NVIDIA AVO System Runs Autonomously for Seven Days and Outperforms Human-Written Code
Evolutionary code optimisation on a Blackwell B200 GPU beats cuDNN and FlashAttention-4 with zero human intervention
The AVO system follows the same evolutionary template as Google's AlphaEvolve from 2025, where candidate code solutions are mutated, tested against a fitness function, and iteratively improved through selection pressure. However, AVO advances the approach by promoting the AI agent from a simple candidate generator to a full variation operator that proposes, repairs, self-critiques, and verifies solutions before submitting them.
The researchers describe their philosophy as "blind coding," with lead author Bing Xu stating bluntly that "human cognitive ability is the bottleneck" in software engineering. The system consulted the full lineage of previous solutions and hardware documentation during its autonomous run.
This follows Google's AlphaEvolve achieving similar breakthroughs in matrix multiplication and Ramsey number bounds last year, suggesting evolutionary code search is becoming a repeatable paradigm rather than a one-off demonstration.
Analysis
Why This Matters
When AI systems can autonomously produce code that outperforms code written by the best human engineers at one of the world's top hardware companies, it signals a fundamental shift in how performance-critical software will be developed.
Background
Google's AlphaEvolve (2025) demonstrated the concept.
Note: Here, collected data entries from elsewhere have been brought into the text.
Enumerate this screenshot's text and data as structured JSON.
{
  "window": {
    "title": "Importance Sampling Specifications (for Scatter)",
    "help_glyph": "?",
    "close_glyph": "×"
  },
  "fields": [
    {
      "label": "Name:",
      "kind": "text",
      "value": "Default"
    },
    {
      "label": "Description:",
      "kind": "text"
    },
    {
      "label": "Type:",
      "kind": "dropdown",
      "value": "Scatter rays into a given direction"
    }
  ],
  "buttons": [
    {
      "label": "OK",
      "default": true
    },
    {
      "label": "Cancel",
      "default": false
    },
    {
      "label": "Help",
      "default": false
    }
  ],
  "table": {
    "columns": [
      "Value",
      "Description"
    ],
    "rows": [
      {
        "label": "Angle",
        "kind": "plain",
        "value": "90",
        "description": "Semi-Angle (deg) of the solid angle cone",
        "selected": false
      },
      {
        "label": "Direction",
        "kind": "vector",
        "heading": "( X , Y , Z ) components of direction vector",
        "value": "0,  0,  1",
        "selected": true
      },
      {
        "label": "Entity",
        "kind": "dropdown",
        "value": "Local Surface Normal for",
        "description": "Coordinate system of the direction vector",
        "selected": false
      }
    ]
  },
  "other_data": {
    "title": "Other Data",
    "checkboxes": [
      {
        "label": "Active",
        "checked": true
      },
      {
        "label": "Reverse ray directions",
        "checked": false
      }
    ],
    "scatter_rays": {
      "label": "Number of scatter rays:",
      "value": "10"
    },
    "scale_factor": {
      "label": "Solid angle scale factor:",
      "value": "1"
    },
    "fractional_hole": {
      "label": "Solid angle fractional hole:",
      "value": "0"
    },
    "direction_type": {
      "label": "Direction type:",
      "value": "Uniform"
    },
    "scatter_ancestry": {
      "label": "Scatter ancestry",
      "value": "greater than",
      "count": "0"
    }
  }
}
NVIDIA's AVO (2026) pushes it further with more sophisticated agent architectures and longer autonomous runs.
Key Perspectives
Optimists see this as a force multiplier for engineers. Pessimists hear "human cognitive ability is the bottleneck" and see the writing on the wall for certain categories of engineering work.
What to Watch
Whether this approach generalises beyond kernel optimisation to broader software engineering tasks, and how quickly it moves from research to production tooling.